Dive Brief:
- SAP customers accelerated ERP migrations, lured by the software giant’s expanding suite of embedded AI solutions, CEO Christian Klein said Monday, during a Q1 2024 earnings call.
- “Customers, who probably planned their migration start date for the end of this year or next year, now want to move faster,” Klein said, pointing to asset management, workflow automation and supply chain analytics solutions.
- The SAP Business AI platform, introduced last year, is part of a growing portfolio of functionally specific solutions the company has integrated throughout its cloud-based ERP. “Since Q4, we have released over 30 new AI scenarios across our cloud portfolio,” Klein said. “Additional ones come out almost every week with more than 100 in the pipeline for the remainder of the year.”
Dive Insight:
SAP is pulling on multiple levers to drive business to its cloud solutions in an ongoing push to replace on-prem and hosted ERP with SaaS-based delivery.
As the SaaS shift intensified, the company ramped up technical support and enhanced incentives programs in January, offering current customers credits designed to reduce migration costs by up to 50%. SAP has also pledged to keep on-prem ERP updates rolling through 2027, though it’s not clear cloud adoption is progressing fast enough to meet that deadline.
SAP Business Warehouse, a data management and analytics solution, is a particularly heavy lift, Klein noted Monday.
“A BW system is not so easily replaced,” Klein said, acknowledging that not all enterprise BW systems will be fully in cloud by 2027.
AI has become central to SAP’s SaaS strategy.
“I have no C-level conversation anymore without talking about Business AI and the impact on the business,” Klein said.
To help spread adoption of the technology, SAP announced an AI-centered $2.18 billion restructuring plan and created a board-level cloud migration unit in January. The company aims to rapidly deploy the Joule copilot generative AI assistant throughout its business solutions, according to Klein.
“Joule will cover the most used transactions of our end users by the end of the year,” Klein said. “No matter if you do work on travel, on finance, on supply chain, on procurement, it will all happen via human language. And that is included in our premium AI offering, which is consumption-based.”

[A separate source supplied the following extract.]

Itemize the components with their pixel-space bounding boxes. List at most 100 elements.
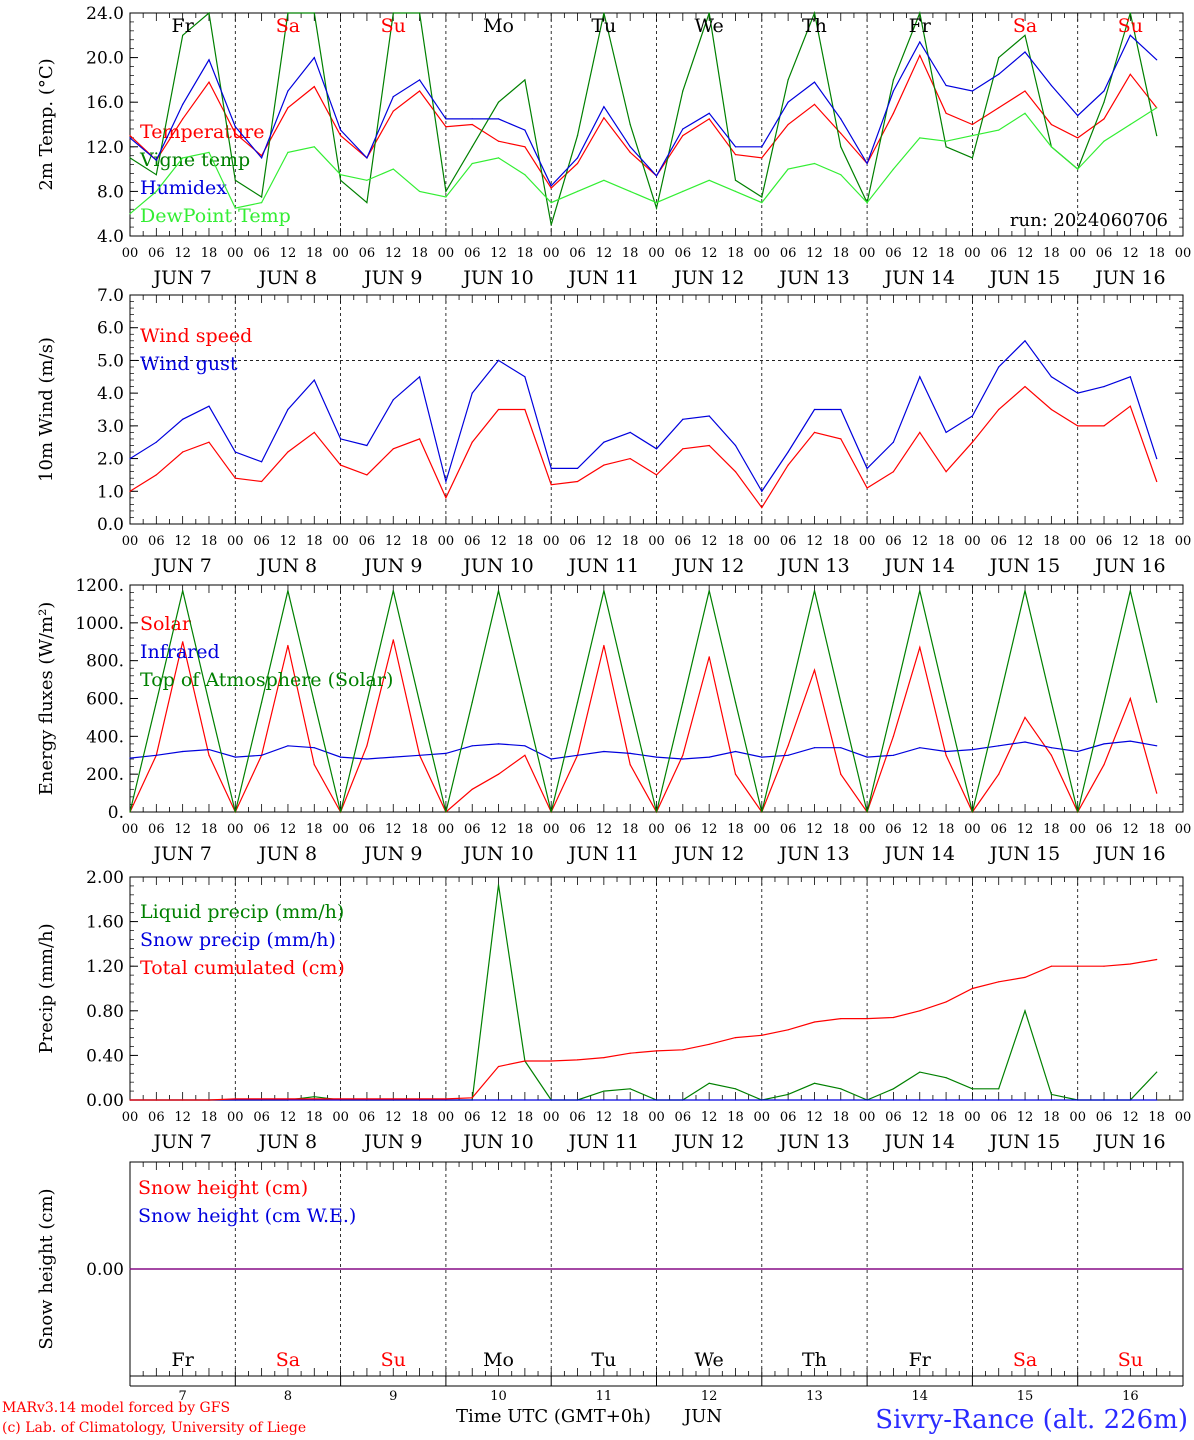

The company unveiled an AI-driven supply chain solution for manufacturing in a Monday announcement. Last month, the company rolled out a no-code/low-code payments integration for its Commerce Cloud solution.
SAP hopes the incremental releases will help quicken the pace of cloud adoption as AI solutions spread throughout its ERP ecosystem.
“The Cloud ERP Suite contains all the modules for our company's core processes from finance, spend management, and HR to supply chain, commerce and our business technology platform, including data and analytics,” Klein said. “Together, these modules have the same functional scope as our monolithic on-premise ERP.”